2. $\Phi(x,y)$ can be continous, $\Phi\circ\alpha$ can be a polynomial but $\Phi(x,0)$ may not be differentiable at $x=0$ as a function $\Bbb R\to\Bbb R$. For instance, $$\Phi(x,y)=\begin{cases}x^2&\text{if }y\ge x^2\\ \lvert x\rvert+\dfrac{y}{x^2}(x^2-\lvert x\rvert)&\text{if }0<y<x^2\\\lvert x\rvert&\text{if }y\le 0\end{cases}$$

3. $\Phi$ can be continous, $\Phi\circ\alpha$ can be a polynomial, $\dfrac{\partial \Phi}{\partial x}(0,0)$ can exist, but $(\Phi\circ\alpha)'(0)\ne \dfrac{\partial \Phi}{\partial x}(0,0)$.

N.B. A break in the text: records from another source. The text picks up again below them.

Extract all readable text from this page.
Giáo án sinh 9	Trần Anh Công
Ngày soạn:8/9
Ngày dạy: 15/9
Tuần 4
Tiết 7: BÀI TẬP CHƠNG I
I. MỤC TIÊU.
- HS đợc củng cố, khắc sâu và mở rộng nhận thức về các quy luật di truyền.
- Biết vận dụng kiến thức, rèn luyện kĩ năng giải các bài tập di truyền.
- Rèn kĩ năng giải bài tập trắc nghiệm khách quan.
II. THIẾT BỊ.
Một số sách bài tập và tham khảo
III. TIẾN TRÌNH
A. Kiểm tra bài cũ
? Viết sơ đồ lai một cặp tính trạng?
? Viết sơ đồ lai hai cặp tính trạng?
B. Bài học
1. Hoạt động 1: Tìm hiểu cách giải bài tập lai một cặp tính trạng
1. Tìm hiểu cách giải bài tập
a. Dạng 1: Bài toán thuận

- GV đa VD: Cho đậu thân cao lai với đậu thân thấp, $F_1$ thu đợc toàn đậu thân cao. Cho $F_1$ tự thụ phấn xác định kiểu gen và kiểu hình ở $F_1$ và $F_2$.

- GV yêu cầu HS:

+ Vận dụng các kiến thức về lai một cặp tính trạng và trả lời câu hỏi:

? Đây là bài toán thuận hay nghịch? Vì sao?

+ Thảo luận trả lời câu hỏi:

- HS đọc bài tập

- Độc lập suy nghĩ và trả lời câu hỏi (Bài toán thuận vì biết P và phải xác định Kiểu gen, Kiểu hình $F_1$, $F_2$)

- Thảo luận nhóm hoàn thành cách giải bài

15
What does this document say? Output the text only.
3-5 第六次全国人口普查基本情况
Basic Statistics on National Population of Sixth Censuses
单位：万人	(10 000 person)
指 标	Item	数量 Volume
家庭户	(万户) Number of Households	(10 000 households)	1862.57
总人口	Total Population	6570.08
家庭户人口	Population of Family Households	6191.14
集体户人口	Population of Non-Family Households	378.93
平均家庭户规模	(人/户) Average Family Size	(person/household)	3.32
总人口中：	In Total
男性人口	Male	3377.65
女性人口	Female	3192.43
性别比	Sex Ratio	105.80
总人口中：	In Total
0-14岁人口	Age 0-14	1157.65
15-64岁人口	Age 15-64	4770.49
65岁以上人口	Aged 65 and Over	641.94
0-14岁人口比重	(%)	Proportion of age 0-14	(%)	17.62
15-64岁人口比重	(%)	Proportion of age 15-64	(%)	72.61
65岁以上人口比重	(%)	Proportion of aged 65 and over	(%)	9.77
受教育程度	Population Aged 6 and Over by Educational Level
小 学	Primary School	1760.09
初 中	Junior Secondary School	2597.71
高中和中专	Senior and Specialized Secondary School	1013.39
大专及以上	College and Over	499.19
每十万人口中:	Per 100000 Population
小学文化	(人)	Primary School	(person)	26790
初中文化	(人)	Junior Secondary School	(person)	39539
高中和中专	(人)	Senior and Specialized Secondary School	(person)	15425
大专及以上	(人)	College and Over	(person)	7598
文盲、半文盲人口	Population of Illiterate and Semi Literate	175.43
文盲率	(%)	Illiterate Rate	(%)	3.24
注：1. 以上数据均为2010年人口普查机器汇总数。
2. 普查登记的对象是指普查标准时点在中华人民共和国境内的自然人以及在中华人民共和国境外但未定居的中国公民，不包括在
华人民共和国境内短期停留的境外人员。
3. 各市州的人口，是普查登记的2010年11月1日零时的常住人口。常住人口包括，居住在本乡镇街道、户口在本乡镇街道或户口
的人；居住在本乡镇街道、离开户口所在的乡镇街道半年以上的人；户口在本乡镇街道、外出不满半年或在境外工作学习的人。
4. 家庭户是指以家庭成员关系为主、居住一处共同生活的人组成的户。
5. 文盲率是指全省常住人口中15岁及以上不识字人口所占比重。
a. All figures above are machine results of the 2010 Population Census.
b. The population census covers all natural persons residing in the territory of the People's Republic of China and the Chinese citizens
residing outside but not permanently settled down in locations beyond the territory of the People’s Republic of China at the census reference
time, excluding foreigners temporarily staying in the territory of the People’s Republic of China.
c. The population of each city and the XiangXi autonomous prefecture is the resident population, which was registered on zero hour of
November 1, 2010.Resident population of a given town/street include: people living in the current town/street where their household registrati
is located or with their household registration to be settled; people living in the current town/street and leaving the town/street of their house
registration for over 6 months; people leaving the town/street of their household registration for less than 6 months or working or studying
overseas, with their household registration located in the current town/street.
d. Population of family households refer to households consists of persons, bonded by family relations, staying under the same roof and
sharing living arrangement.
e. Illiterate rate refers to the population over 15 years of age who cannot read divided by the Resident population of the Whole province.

   For instance, consider $$\Phi(x,y)=\begin{cases}0&\text{if }y\le 0\\(\operatorname{sgn}x)\sqrt{y}&\text{if }0<y<x^2\\x&\text{if }y\ge x^2\end{cases}$$ $(\Phi\circ\alpha)'(t)\equiv 1$, but $\dfrac{\partial\Phi}{\partial x}(x,0)\equiv 0$.

Answer 2

Let $\Phi(x,0) = \sin(1/x), x\ne 0,$ $\Phi (x,y) =0$ elsewhere. Define $\alpha (t) = (t,t^2).$ Note $\alpha(0) = (0,0),\alpha'(0)=(1,0).$ We have $\Phi\circ \alpha \equiv 0,$ so $(\Phi\circ \alpha)'(0) = 0.$ Does $D_{\alpha'(0)}\Phi (0,0)$ exist? No, because if it did, it would just be the partial derivitave of $\Phi$ with respect to $x$ at $(0,0).$ But $\Phi(x,0)$ is not even continuous at $x=0,$ so there's no chance for that partial derivative.